Dear Dan, I read your post about praying at the speed of light. I agree, however, one of the commentators seems to be attempting to dull the point that we must be attentive when we pray for it to be real prayer? They said that it is only our intent that matters. If our intent is all that matters, then what if we regularly intend to pray and be attentive to God but never or rarely are, in fact, attentive to God. Is this really prayer? I understand that God is a God of mercy and that he does take these things into account (our intent) and helps us but it seems to me that we should work hard to be attentive and to love him in practice, not just in our intent. If our intent doesn’t result in a change in our practice, then our intent is suspect – at least in my mind. What do you think?

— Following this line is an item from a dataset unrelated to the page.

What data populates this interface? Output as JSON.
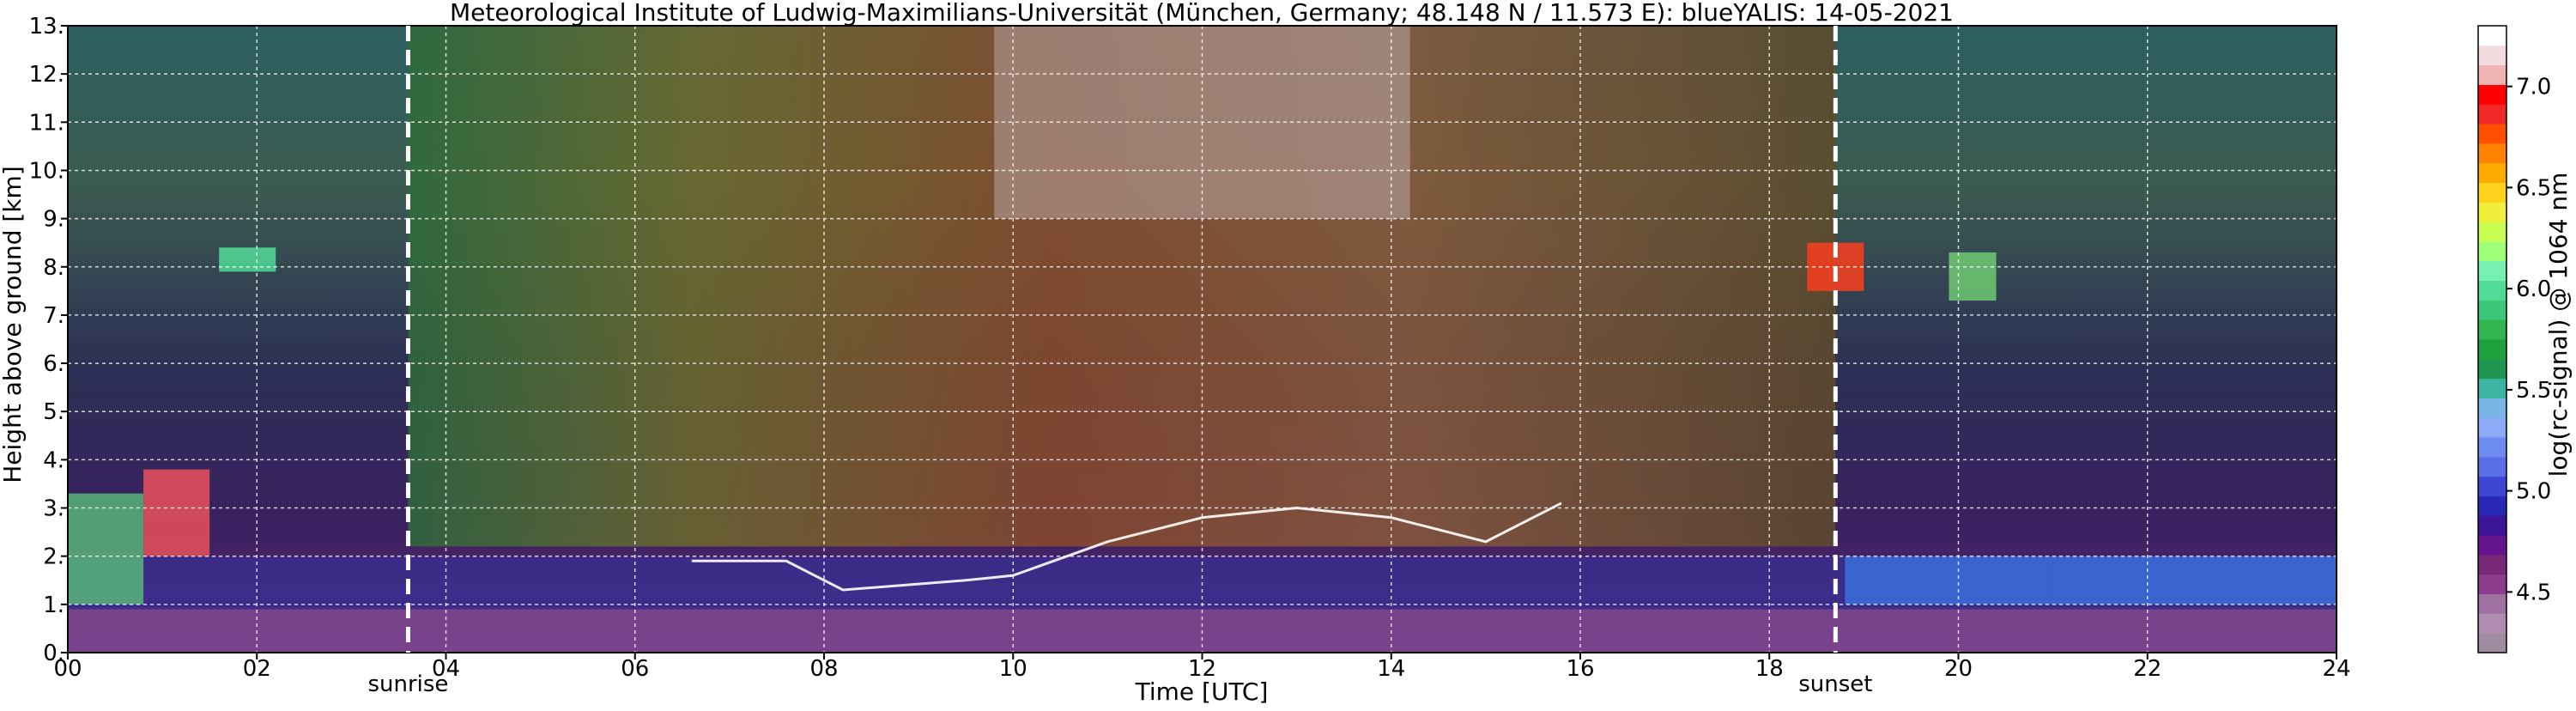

Great question! Why don’t we let St. Teresa of Avila answer this for us? She was designated as a Doctor of the Church because of her profound life of holiness and her teachings on prayer and the interior life. What she has to say about this is very simple and straightforward:
Since vocal prayer is prayer, it must be accompanied by reflection. A prayer in which a person is not aware of whom he is speaking to, what he is asking, who it is who is asking and of whom, I do not call prayer; however much the lips move. Sometimes it will be so without this reflection provided that the soul has these reflections at other times. Nonetheless, anyone who has the habit of speaking before God’s majesty as though he were speaking to a slave, without being careful to see how he is speaking, but saying whatever comes to his head and whatever he has learned from saying at others times, in my opinion is not praying. Please God, may no Christian pray in this way. (Interior Castle 1:1)
Jesus also made a distinction between prayer that is not really prayer and worship that is not really worship, etc. We need to be careful not to seek to transform the “narrow path to life,” into a wide path to destruction.